Senate debates
Thursday, 30 March 2006
Family Law Amendment (Shared Parental Responsibility) Bill 2006
In Committee
11:19 pm
Chris Ellison (WA, Liberal Party, Minister for Justice and Customs) Share this | Hansard source
by leave—I move government amendments (1) to (5):
(1) Schedule 1, item 3, page 4 (after line 22), at the end of the definition of family violence, add:
Note: A person reasonably fears for, or reasonably is apprehensive about, his or her personal wellbeing or safety in particular circumstances if a reasonable person in those circumstances would fear for, or be apprehensive about, his or her personal wellbeing or safety.
(2) Schedule 1, item 43, page 33 (lines 11 to 17), omit subitems (1) and (2), substitute:
(1) Section 60CC of the new Act applies to orders made on or after commencement.
(2) The amendments made by items 13, 29 and 30 of this Schedule apply to parenting orders made on or after commencement.
(3) Schedule 1, item 43, page 33 (lines 26 and 27), omit subitem (6), substitute:
(6) The amendment made by item 22 of this Schedule applies to parenting orders made on or after commencement.
(4) Schedule 1, item 43, page 34 (lines 1 to 3), omit subitem (8), substitute:
(8) Sections 65DAA, 65DAB, 65DAC and 65DAE of the new Act apply to parenting orders made on or after commencement.
(5) Schedule 1, Part 2, page 34 (after line 7), at the end of the Part, add:
44 Grounds for discharging or varying parenting orders
The amendments made by this Schedule are taken not to constitute changed circumstances that would justify making an order to discharge or vary, or to suspend or revive the operation of, some or all of a parenting order that was made before commencement.
Note: For the need for changed circumstances, see Rice and Asplund (1979) FLC 90-725.
A vote may well want to be taken separately on each of these, I do not know, but I will deal with the government amendments (1) to (5) because they can be dealt with adequately together. Government amendment (1) deals with the definition of family violence. It adds a note to the definition of family violence to clarify that the test to determine reasonableness of a fear or apprehension of violence takes into account the circumstances of the person who is relying on the reasonable fear or apprehension of violence. I canvassed this earlier at some length in general debate on the definition of family violence and I will not go further than that, other than to say that this recommendation implements recommendation 5 of the report of the Senate Legal and Constitutional Legislation Committee.

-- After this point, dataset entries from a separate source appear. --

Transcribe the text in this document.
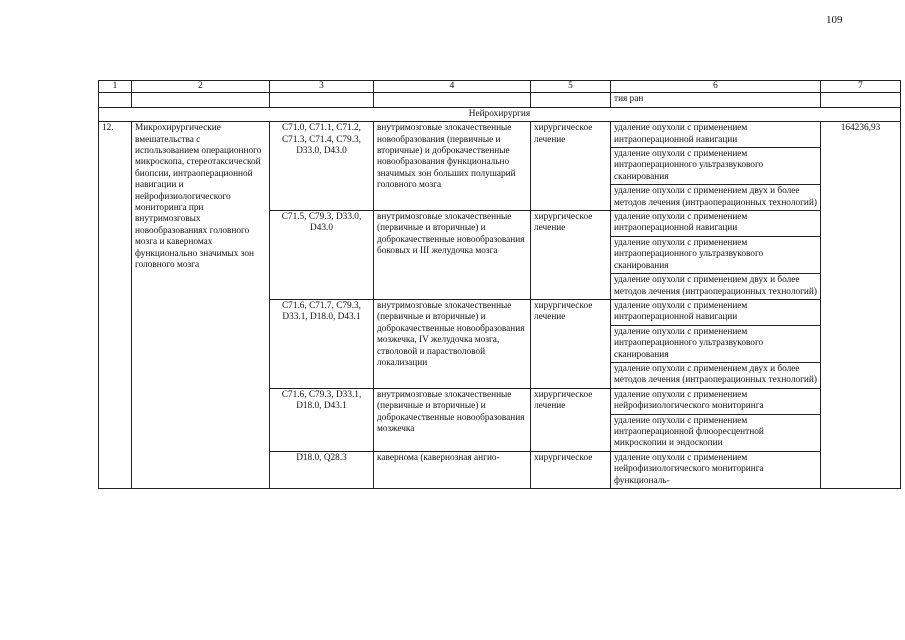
109
1	2	3	4	5	6	7
					тия ран	
Нейрохирургия						
12.	Микрохирургические вмешательства с использованием операционного микроскопа, стереотаксической биопсии, интраоперационной навигации и нейрофизиологического мониторинга при внутримозговых новообразованиях головного мозга и каверномах функционально значимых зон головного мозга	C71.0, C71.1, C71.2, C71.3, C71.4, C79.3, D33.0, D43.0	внутримозговые злокачественные новообразования (первичные и вторичные) и доброкачественные новообразования функционально значимых зон больших полушарий головного мозга	хирургическое лечение	удаление опухоли с применением интраоперационной навигации	164236,93
					удаление опухоли с применением интраоперационного ультразвукового сканирования	
					удаление опухоли с применением двух и более методов лечения (интраоперационных технологий)	
		C71.5, C79.3, D33.0, D43.0	внутримозговые злокачественные (первичные и вторичные) и доброкачественные новообразования боковых и III желудочка мозга	хирургическое лечение	удаление опухоли с применением интраоперационной навигации	
					удаление опухоли с применением интраоперационного ультразвукового сканирования	
					удаление опухоли с применением двух и более методов лечения (интраоперационных технологий)	
		C71.6, C71.7, C79.3, D33.1, D18.0, D43.1	внутримозговые злокачественные (первичные и вторичные) и доброкачественные новообразования мозжечка, IV желудочка мозга, стволовой и парастволовой локализации	хирургическое лечение	удаление опухоли с применением интраоперационной навигации	
					удаление опухоли с применением интраоперационного ультразвукового сканирования	
					удаление опухоли с применением двух и более методов лечения (интраоперационных технологий)	
		C71.6, C79.3, D33.1, D18.0, D43.1	внутримозговые злокачественные (первичные и вторичные) и доброкачественные новообразования мозжечка	хирургическое лечение	удаление опухоли с применением нейрофизиологического мониторинга	
					удаление опухоли с применением интраоперационной флюоресцентной микроскопии и эндоскопии	
		D18.0, Q28.3	кавернома (кавернозная ангио-	хирургическое	удаление опухоли с применением нейрофизиологического мониторинга функциональ-	
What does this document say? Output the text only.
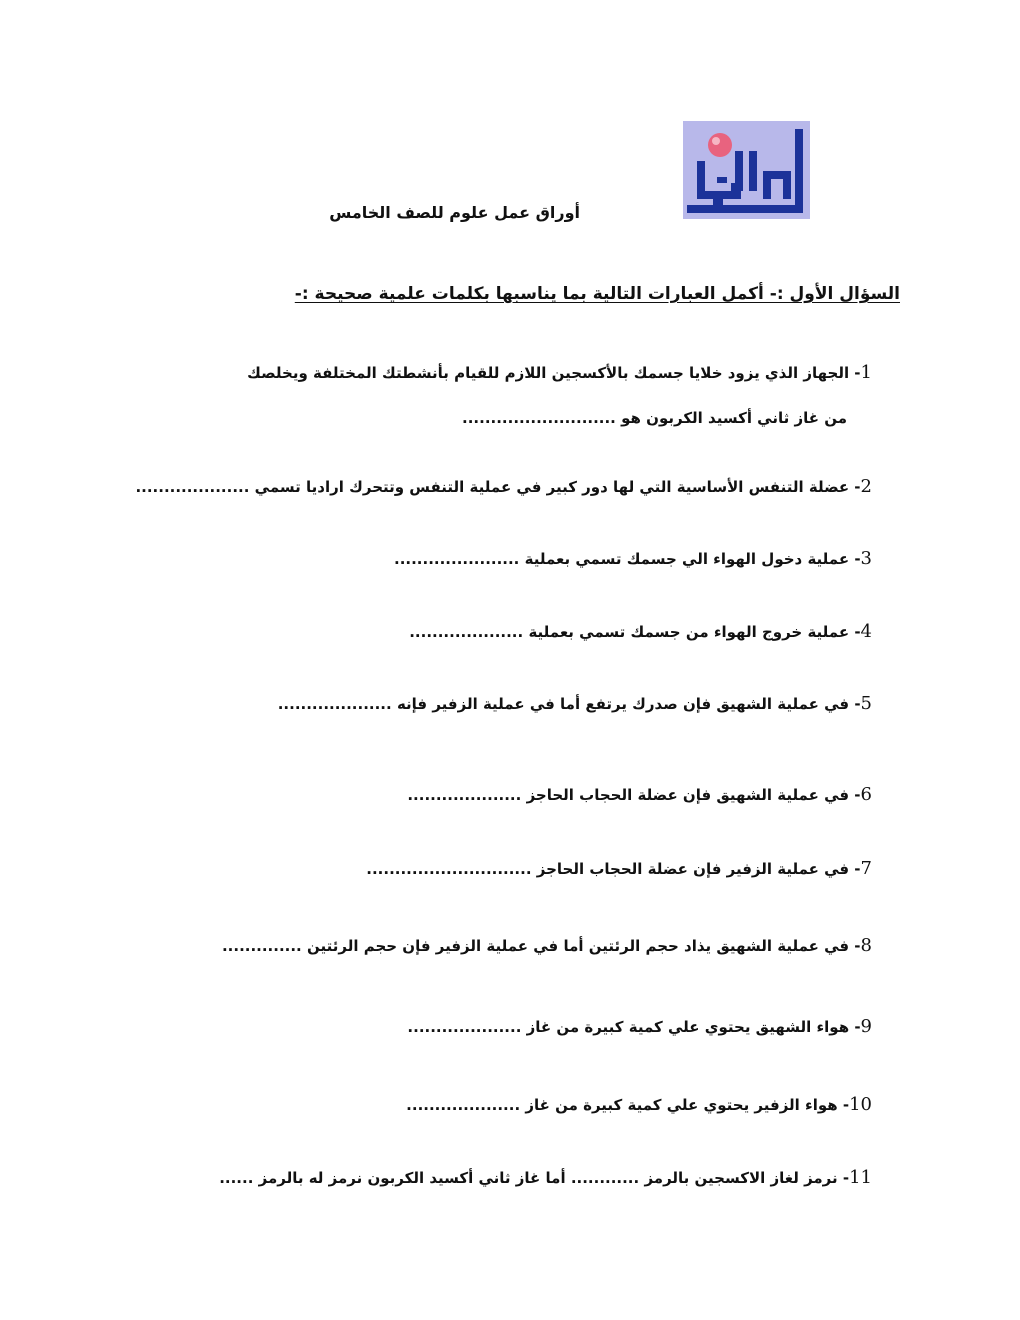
أوراق عمل علوم للصف الخامس
السؤال الأول :- أكمل العبارات التالية بما يناسبها بكلمات علمية صحيحة :-
1- الجهاز الذي يزود خلايا جسمك بالأكسجين اللازم للقيام بأنشطتك المختلفة ويخلصك
من غاز ثاني أكسيد الكربون هو ...........................
2- عضلة التنفس الأساسية التي لها دور كبير في عملية التنفس وتتحرك اراديا تسمي ....................
3- عملية دخول الهواء الي جسمك تسمي بعملية ......................
4- عملية خروج الهواء من جسمك تسمي بعملية ....................
5- في عملية الشهيق فإن صدرك يرتفع أما في عملية الزفير فإنه ....................
6- في عملية الشهيق فإن عضلة الحجاب الحاجز ....................
7- في عملية الزفير فإن عضلة الحجاب الحاجز .............................
8- في عملية الشهيق يذاد حجم الرئتين أما في عملية الزفير فإن حجم الرئتين ..............
9- هواء الشهيق يحتوي علي كمية كبيرة من غاز ....................
10- هواء الزفير يحتوي علي كمية كبيرة من غاز ....................
11- نرمز لغاز الاكسجين بالرمز ............ أما غاز ثاني أكسيد الكربون نرمز له بالرمز ......
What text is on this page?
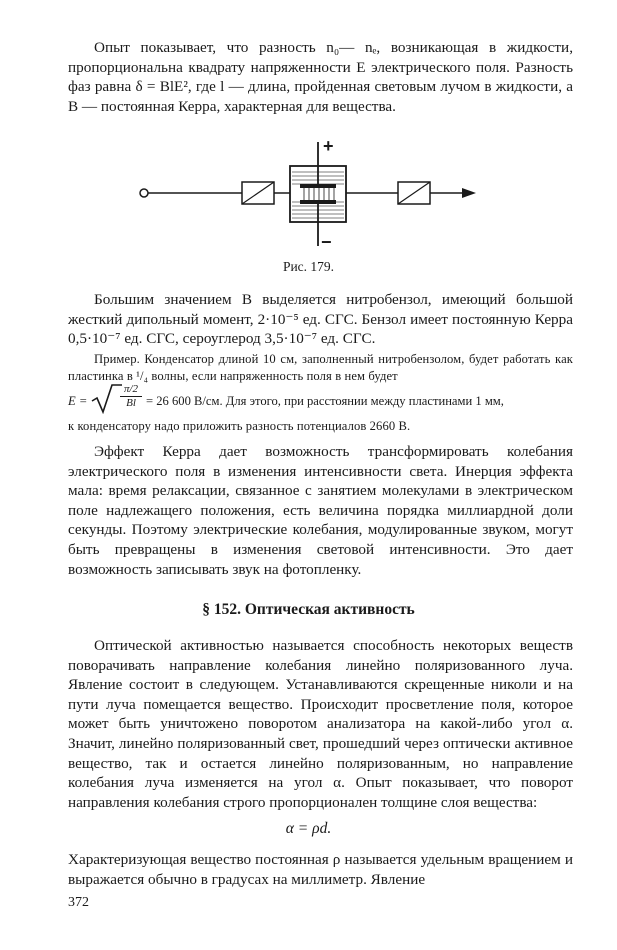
Опыт показывает, что разность n₀— nₑ, возникающая в жидкости, пропорциональна квадрату напряженности E электрического поля. Разность фаз равна δ = BlE², где l — длина, пройденная световым лучом в жидкости, а B — постоянная Керра, характерная для вещества.

+
−
Рис. 179.

Большим значением B выделяется нитробензол, имеющий большой жесткий дипольный момент, 2·10⁻⁵ ед. СГС. Бензол имеет постоянную Керра 0,5·10⁻⁷ ед. СГС, сероуглерод 3,5·10⁻⁷ ед. СГС.

Пример. Конденсатор длиной 10 см, заполненный нитробензолом, будет работать как пластинка в ¹/₄ волны, если напряженность поля в нем будет

E =	$\frac{\pi/2}{Bl} = 26$ 600 В/см. Для этого, при расстоянии между пластинами 1 мм,

к конденсатору надо приложить разность потенциалов 2660 В.

Эффект Керра дает возможность трансформировать колебания электрического поля в изменения интенсивности света. Инерция эффекта мала: время релаксации, связанное с занятием молекулами в электрическом поле надлежащего положения, есть величина порядка миллиардной доли секунды. Поэтому электрические колебания, модулированные звуком, могут быть превращены в изменения световой интенсивности. Это дает возможность записывать звук на фотопленку.

§ 152. Оптическая активность

Оптической активностью называется способность некоторых веществ поворачивать направление колебания линейно поляризованного луча. Явление состоит в следующем. Устанавливаются скрещенные николи и на пути луча помещается вещество. Происходит просветление поля, которое может быть уничтожено поворотом анализатора на какой-либо угол α. Значит, линейно поляризованный свет, прошедший через оптически активное вещество, так и остается линейно поляризованным, но направление колебания луча изменяется на угол α. Опыт показывает, что поворот направления колебания строго пропорционален толщине слоя вещества:

α = ρd.

Характеризующая вещество постоянная ρ называется удельным вращением и выражается обычно в градусах на миллиметр. Явление

372
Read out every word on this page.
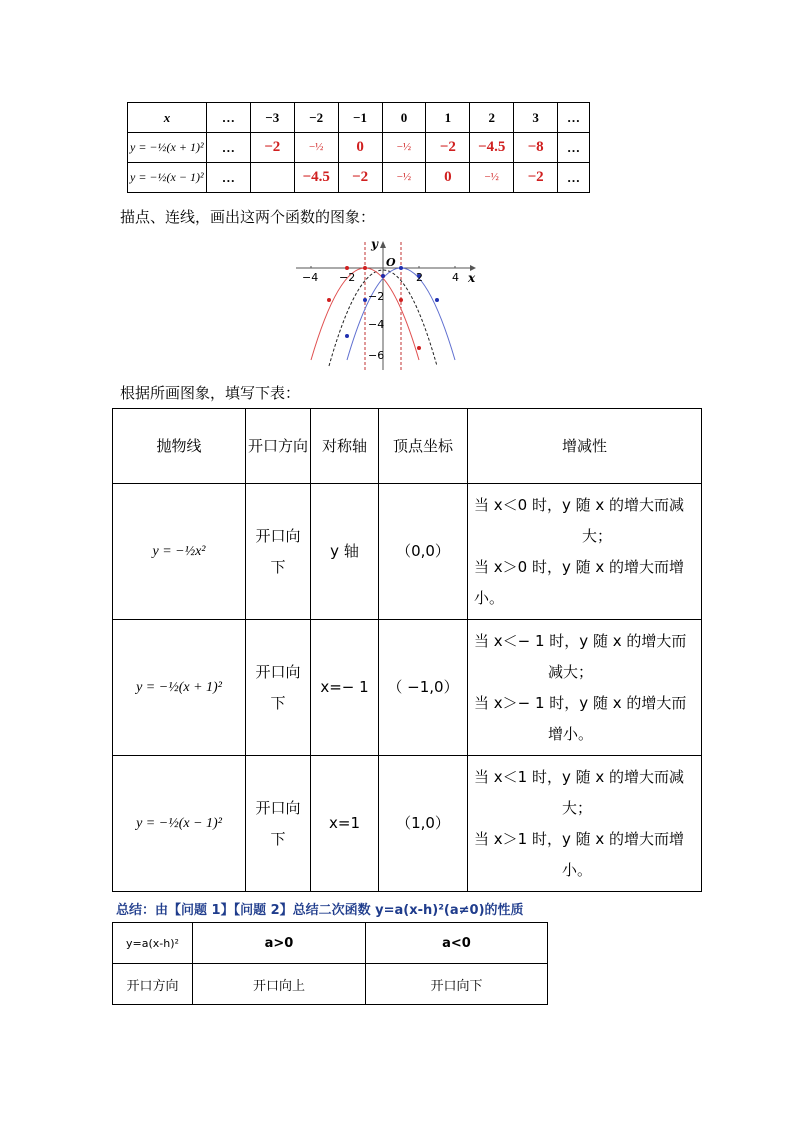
x	…	−3	−2	−1	0	1	2	3	…
y = −½(x + 1)²	…	−2	−½	0	−½	−2	−4.5	−8	…
y = −½(x − 1)²	…		−4.5	−2	−½	0	−½	−2	…
描点、连线，画出这两个函数的图象：
−4 −2	2	4
−2
−4
−6
x
y
O
根据所画图象，填写下表：
抛物线	开口方向	对称轴	顶点坐标	增减性
y = −½x²	开口向下	y 轴	（0,0）	当 x＜0 时，y 随 x 的增大而减
大；
当 x＞0 时，y 随 x 的增大而增
小。

y = −½(x + 1)²	开口向下	x=− 1	（ −1,0）	当 x＜− 1 时，y 随 x 的增大而
减大；
当 x＞− 1 时，y 随 x 的增大而
增小。

y = −½(x − 1)²	开口向下	x=1	（1,0）	当 x＜1 时，y 随 x 的增大而减
大；
当 x＞1 时，y 随 x 的增大而增
小。
总结：由【问题 1】【问题 2】总结二次函数 y=a(x-h)²(a≠0)的性质
y=a(x-h)²	a>0	a<0
开口方向	开口向上	开口向下
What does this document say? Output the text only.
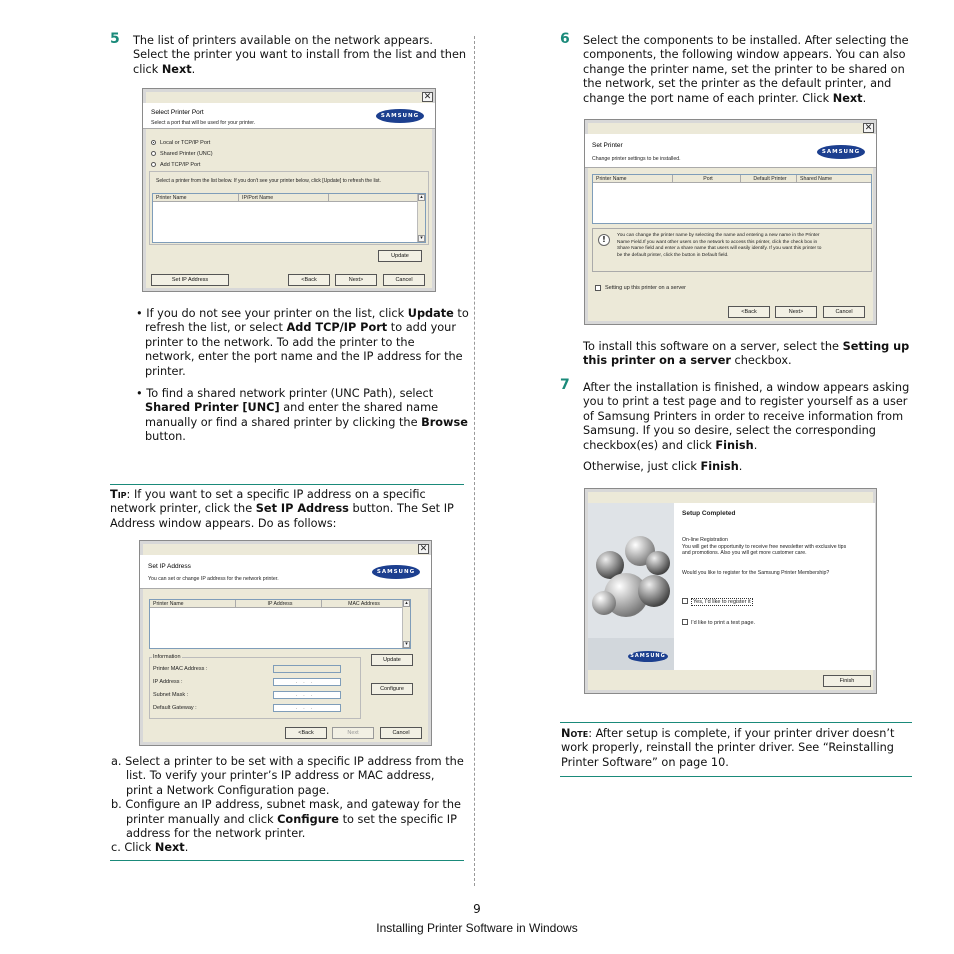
5 The list of printers available on the network appears.
Select the printer you want to install from the list and then
click Next.
✕
Select Printer Port
Select a port that will be used for your printer.
SAMSUNG
Local or TCP/IP Port
Shared Printer (UNC)
Add TCP/IP Port
Select a printer from the list below. If you don't see your printer below, click [Update] to refresh the list.
Printer Name	IP/Port Name	▴
▾
Update
Set IP Address	<Back	Next>	Cancel
• If you do not see your printer on the list, click Update to
refresh the list, or select Add TCP/IP Port to add your
printer to the network. To add the printer to the
network, enter the port name and the IP address for the
printer.
• To find a shared network printer (UNC Path), select
Shared Printer [UNC] and enter the shared name
manually or find a shared printer by clicking the Browse
button.
Tip: If you want to set a specific IP address on a specific
network printer, click the Set IP Address button. The Set IP
Address window appears. Do as follows:
✕
Set IP Address
You can set or change IP address for the network printer.
SAMSUNG
Printer Name	IP Address	MAC Address	▴
▾
Information
Printer MAC Address :
IP Address :	...
Subnet Mask :	...
Default Gateway :	...
Update
Configure
<Back	Next	Cancel
a. Select a printer to be set with a specific IP address from the
list. To verify your printer’s IP address or MAC address,
print a Network Configuration page.
b. Configure an IP address, subnet mask, and gateway for the
printer manually and click Configure to set the specific IP
address for the network printer.
c. Click Next.
6 Select the components to be installed. After selecting the
components, the following window appears. You can also
change the printer name, set the printer to be shared on
the network, set the printer as the default printer, and
change the port name of each printer. Click Next.
✕
Set Printer
Change printer settings to be installed.
SAMSUNG
Printer Name	Port	Default Printer	Shared Name
!	You can change the printer name by selecting the name and entering a new name in the Printer
Name Field.If you want other users on the network to access this printer, click the check box in
Share Name field and enter a share name that users will easily identify. If you want this printer to
be the default printer, click the button in Default field.
Setting up this printer on a server
<Back	Next>	Cancel
To install this software on a server, select the Setting up
this printer on a server checkbox.
7 After the installation is finished, a window appears asking
you to print a test page and to register yourself as a user
of Samsung Printers in order to receive information from
Samsung. If you so desire, select the corresponding
checkbox(es) and click Finish.
Otherwise, just click Finish.
SAMSUNG
Setup Completed
On-line Registration
You will get the opportunity to receive free newsletter with exclusive tips
and promotions. Also you will get more customer care.
Would you like to register for the Samsung Printer Membership?
Yes, I'd like to register it
I'd like to print a test page.
Finish
Note: After setup is complete, if your printer driver doesn’t
work properly, reinstall the printer driver. See “Reinstalling
Printer Software” on page 10.
9
Installing Printer Software in Windows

Government amendments (2) to (4) relate to timing of the bill. These address concerns that the bill would not apply to court applications made prior to the commencement of the bill. Originally we had intended that the bill would only relate to new cases brought after the legislation took effect. This was, of course, an issue because there were people involved in current litigation who said, ‘Why can’t we have the benefit of the new legislation?’ Recommendation 10 of the report of the Senate Legal and Constitutional Legislation Committee recommended that there be an analysis:
... of the cost implications on current litigants, future litigants and the courts on maintaining two regimes for a period of three years for the determination of Part VII applications.
What it was getting at, of course, was that you would have this ongoing effect of the two regimes, if you like.
These government amendments provide that the key provisions in schedule 1, which change the way the courts approached parenting orders, will apply to all parenting orders made on or after commencement regardless of whether the proceedings were initiated before commencement or not. I think these amendments strike the appropriate balance between ensuring uniformity and not unduly disadvantaging existing litigants. The period between passage of the bill and commencement by proclamation will mean that existing litigants will have appropriate notice of the changes to the litigation prior to commencement. I think that is a fairly beneficial amendment to the bill.
Government amendment (5)—and I might stress that the Family Court has asked for this—clarifies the government’s intention that schedule 1 of the bill is not to operate so as to allow previously resolved parenting orders to be reconsidered purely on the basis of changes to the legislation. The case of Rice v Asplund clearly limits the court’s capacity to rehear matters to cases where there is a significant change in the circumstances of the parties or a significant matter that was not previously considered.
Of course, that is reasonable. One would not want to have court orders changed willy-nilly. But what we want to do is put beyond doubt that the changes to the Family Law Act 1975 brought by this bill do not constitute such a significant change in circumstances as would require a rehearing of the matter. I think this is a very important amendment. We do not want hundreds of people applying to change orders just because of the change in legislation. It will mean that the change in legislation will not constitute a significant change. That is something which I believe reflects commonsense.
They are the five amendments that the government seeks to move. They are on three different aspects. Government amendment (1) is on the definition of family violence. Government amendments (2) to (4) are on the timing of the bill. Government amendment (5) is on the fact that this change in legislation will not be a significant change such as to found a basis for applications to vary orders. I commend the amendments.